The sum of the infinite series

Question

$\sum\limits_{n=3}^{\infty} \frac{n+5}{(n+2)(n^2-1)} = \sum\limits_{n=3}^{\infty} (\frac{1}{n+2} + \frac{1}{n-1} + \frac{-2}{n+1}) $ So I do not know how I should write partial sum.

Answer 1

$$\dfrac1{n+2}+\dfrac1{n-1}-\dfrac2{n+1}$$

$$=\dfrac1{n+2}-\dfrac1{n+1}+\dfrac1{n-1}-\dfrac1{n+1}$$

$$=\underbrace{f(n+2)-f(n+1)}-\underbrace{f(n+1)-f(n-1)}$$

where $f(n)=\dfrac1n$

Set a few values of $n$ to recognize the telescoping series.

Answer 2

Hint.

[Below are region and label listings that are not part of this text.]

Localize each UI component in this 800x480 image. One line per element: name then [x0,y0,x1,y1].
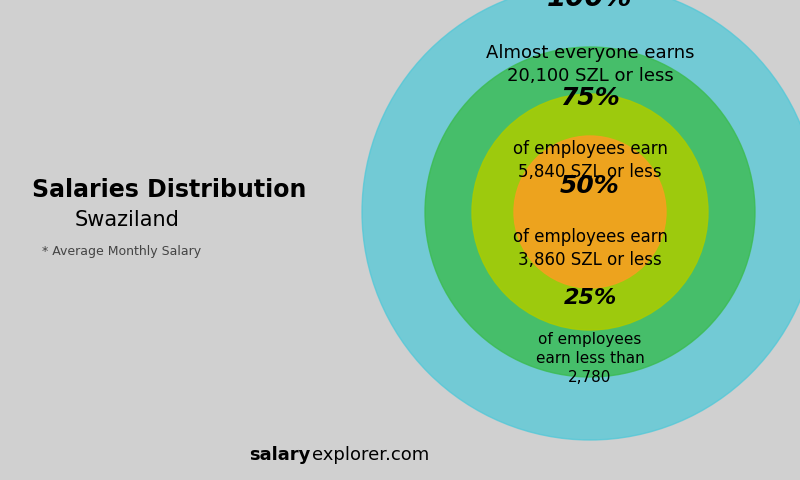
Text: 100%: 100% [547,0,633,12]
Circle shape [425,47,755,377]
Text: * Average Monthly Salary: * Average Monthly Salary [42,245,201,259]
Text: 25%: 25% [563,288,617,308]
Circle shape [362,0,800,440]
Text: explorer.com: explorer.com [312,446,430,464]
Text: of employees earn
3,860 SZL or less: of employees earn 3,860 SZL or less [513,228,667,269]
Text: 75%: 75% [560,86,620,110]
Text: of employees earn
5,840 SZL or less: of employees earn 5,840 SZL or less [513,140,667,181]
Circle shape [514,136,666,288]
Text: Swaziland: Swaziland [75,210,180,230]
Text: 50%: 50% [560,174,620,198]
Text: salary: salary [249,446,310,464]
Circle shape [472,94,708,330]
Text: Almost everyone earns
20,100 SZL or less: Almost everyone earns 20,100 SZL or less [486,44,694,85]
Text: Salaries Distribution: Salaries Distribution [32,178,306,202]
Text: of employees
earn less than
2,780: of employees earn less than 2,780 [536,332,644,385]
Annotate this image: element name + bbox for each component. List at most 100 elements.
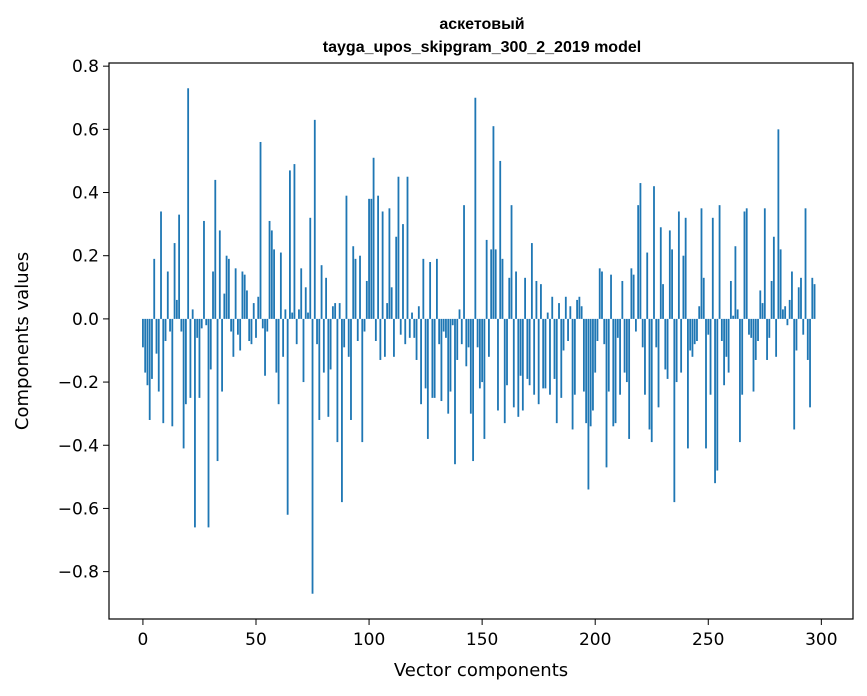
bar-262 xyxy=(734,246,737,319)
bar-15 xyxy=(175,299,178,319)
bar-74 xyxy=(309,217,312,319)
bar-125 xyxy=(424,318,427,389)
bar-183 xyxy=(555,318,558,424)
y-tick-label: 0.2 xyxy=(72,247,99,267)
bar-49 xyxy=(252,303,255,319)
bar-7 xyxy=(157,318,160,392)
bar-101 xyxy=(370,198,373,319)
bar-254 xyxy=(716,318,719,471)
bar-277 xyxy=(768,318,771,338)
x-tick-label: 0 xyxy=(138,630,149,650)
bar-246 xyxy=(698,306,701,319)
bar-247 xyxy=(700,208,703,319)
bar-167 xyxy=(519,318,522,376)
bar-107 xyxy=(383,318,386,357)
bar-213 xyxy=(623,318,626,373)
bar-135 xyxy=(447,318,450,414)
bar-203 xyxy=(601,271,603,319)
bar-273 xyxy=(759,290,762,319)
bar-90 xyxy=(345,195,348,319)
bar-144 xyxy=(467,318,470,348)
bar-45 xyxy=(243,274,246,319)
bar-195 xyxy=(582,318,585,392)
bar-201 xyxy=(596,318,599,341)
bar-207 xyxy=(610,274,612,319)
bar-120 xyxy=(413,318,416,338)
bar-294 xyxy=(806,318,809,360)
bar-11 xyxy=(166,271,169,319)
bar-200 xyxy=(594,318,597,373)
bar-75 xyxy=(311,318,314,594)
bar-269 xyxy=(750,318,753,338)
bar-165 xyxy=(515,271,517,319)
y-tick-label: −0.8 xyxy=(58,563,99,583)
bar-192 xyxy=(576,299,579,319)
bar-21 xyxy=(189,318,192,398)
y-tick-label: 0.6 xyxy=(72,120,99,140)
bar-250 xyxy=(707,318,710,335)
bar-239 xyxy=(682,255,685,319)
bar-138 xyxy=(454,318,456,465)
bar-12 xyxy=(169,318,171,332)
bar-72 xyxy=(304,287,307,319)
bar-58 xyxy=(273,249,275,319)
bar-14 xyxy=(173,243,176,319)
bar-169 xyxy=(524,277,526,319)
bar-145 xyxy=(469,318,472,414)
bar-186 xyxy=(562,318,565,351)
bar-50 xyxy=(255,318,257,338)
bar-251 xyxy=(709,318,712,395)
bar-67 xyxy=(293,164,296,319)
bar-180 xyxy=(549,318,551,395)
bar-57 xyxy=(270,230,273,319)
y-tick-label: −0.4 xyxy=(58,436,99,456)
bar-44 xyxy=(241,271,244,319)
bar-16 xyxy=(178,214,181,319)
bar-17 xyxy=(180,318,183,332)
bar-236 xyxy=(675,318,678,383)
bar-226 xyxy=(653,186,655,319)
bar-244 xyxy=(693,318,696,345)
bar-297 xyxy=(813,284,816,319)
bar-173 xyxy=(533,318,536,395)
bar-106 xyxy=(381,211,384,319)
bar-92 xyxy=(350,318,352,420)
bar-152 xyxy=(485,239,488,319)
bar-146 xyxy=(472,318,474,462)
bar-18 xyxy=(182,318,185,449)
chart-title: аскетовый xyxy=(439,16,524,33)
bar-127 xyxy=(429,262,432,319)
bar-98 xyxy=(363,318,366,332)
bar-256 xyxy=(720,318,723,341)
bar-52 xyxy=(259,141,262,319)
bar-34 xyxy=(218,230,221,319)
bar-149 xyxy=(478,318,481,389)
bar-157 xyxy=(497,318,499,411)
bar-249 xyxy=(705,318,707,449)
bar-274 xyxy=(761,303,764,319)
bar-13 xyxy=(171,318,174,427)
bar-198 xyxy=(589,318,592,427)
bar-179 xyxy=(546,312,549,319)
bar-110 xyxy=(390,287,393,319)
bar-290 xyxy=(797,287,800,319)
bar-232 xyxy=(666,318,669,379)
bar-140 xyxy=(458,309,461,319)
bar-102 xyxy=(372,157,375,319)
bar-93 xyxy=(352,246,355,319)
bar-286 xyxy=(788,299,791,319)
bar-124 xyxy=(422,258,425,319)
bar-181 xyxy=(551,296,554,319)
bar-208 xyxy=(612,318,615,427)
x-tick-label: 300 xyxy=(805,630,837,650)
bar-30 xyxy=(209,318,212,370)
bar-91 xyxy=(347,318,350,357)
bar-86 xyxy=(336,318,339,443)
bar-276 xyxy=(766,318,768,360)
chart-subtitle: tayga_upos_skipgram_300_2_2019 model xyxy=(323,39,641,56)
bar-94 xyxy=(354,258,357,319)
bar-221 xyxy=(641,318,644,348)
bar-174 xyxy=(535,280,538,319)
bar-170 xyxy=(526,318,529,379)
bar-163 xyxy=(510,205,513,319)
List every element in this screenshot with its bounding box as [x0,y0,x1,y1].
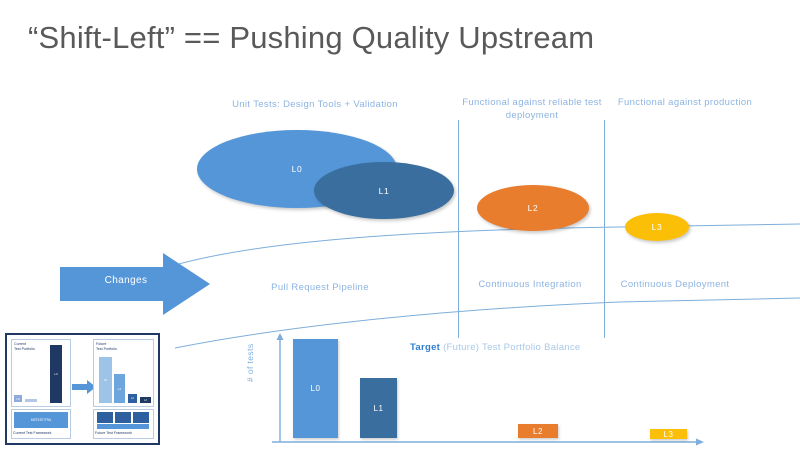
test-portfolio-bar-chart: # of tests Target (Future) Test Portfoli… [245,330,710,450]
stage-label-continuous-deployment: Continuous Deployment [620,279,730,290]
chart-title-rest: (Future) Test Portfolio Balance [440,342,581,353]
thumb-future-title-line2: Test Portfolio [96,347,117,351]
thumb-future-title-line1: Future [96,342,107,346]
bar-l1: L1 [360,378,397,438]
changes-arrow-icon [60,253,212,315]
stage-label-pull-request-pipeline: Pull Request Pipeline [271,282,369,293]
thumb-current-bar-l0: L0 [14,395,22,402]
thumb-current-bar-l1l2 [25,399,37,402]
bar-l2-label: L2 [533,426,543,436]
thumb-future-bar-l1: L1 [114,374,125,403]
thumb-future-bar-l0: L0 [99,357,112,403]
chart-title-emphasis: Target [410,342,441,353]
chart-title: Target (Future) Test Portfolio Balance [410,342,581,353]
funnel-curves [174,223,800,349]
bar-l3: L3 [650,429,687,439]
thumb-future-framework-cell-1 [97,412,113,423]
bar-l0: L0 [293,339,338,438]
column-header-functional-reliable: Functional against reliable test deploym… [462,97,602,121]
bar-l2: L2 [518,424,558,438]
thumb-current-title-line1: Current [14,342,26,346]
thumb-current-framework-box: MSTEST/TRA [14,412,68,428]
bubble-l1: L1 [314,162,454,219]
chart-y-axis-label: # of tests [245,343,255,383]
thumb-future-framework-cell-3 [133,412,149,423]
bar-l1-label: L1 [373,403,384,413]
thumb-future-framework-cell-2 [115,412,131,423]
column-header-unit-tests: Unit Tests: Design Tools + Validation [232,99,398,110]
bar-l3-label: L3 [663,429,674,439]
thumb-future-framework-bar [97,424,149,429]
thumb-current-bar-l3: L3 [50,345,62,403]
thumb-transition-arrow-icon [72,380,96,394]
thumb-future-framework-caption: Future Test Framework [95,431,132,435]
bubble-l3: L3 [625,213,689,241]
changes-label: Changes [104,275,148,286]
bubble-l3-label: L3 [651,222,663,232]
column-header-functional-production: Functional against production [617,97,753,108]
bubble-l2: L2 [477,185,589,231]
thumb-current-title-line2: Test Portfolio [14,347,35,351]
column-divider-2 [604,120,605,338]
thumb-future-bar-l2: L2 [128,394,137,403]
stage-label-continuous-integration: Continuous Integration [478,279,582,290]
column-divider-1 [458,120,459,338]
bar-l0-label: L0 [310,384,321,393]
bubble-l2-label: L2 [527,203,539,213]
bubble-l0-label: L0 [291,164,303,174]
bubble-l1-label: L1 [378,185,390,196]
page-title: “Shift-Left” == Pushing Quality Upstream [28,20,595,55]
thumb-future-bar-l3: L3 [140,397,151,403]
test-portfolio-thumbnail: Current Test Portfolio L3 L0 MSTEST/TRA … [5,333,160,445]
thumb-current-framework-caption: Current Test Framework [13,431,52,435]
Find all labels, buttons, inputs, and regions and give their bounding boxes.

You have telescoping sums by writing $$ \begin{align} &\sum\limits_{n=3}^{N} \left(\frac{1}{n+2} + \frac{1}{n-1} + \frac{-2}{n+1}\right) \\\\&=\sum\limits_{n=3}^{N} \left(\frac{1}{n+2} - \frac{1}{n+1}\right)-\sum\limits_{n=3}^{N} \left(\frac{1}{n+1} - \frac{1}{n}\right)-\sum\limits_{n=3}^{N} \left(\frac{1}{n} - \frac{1}{n-1}\right) \end{align} $$hope you can take it from here.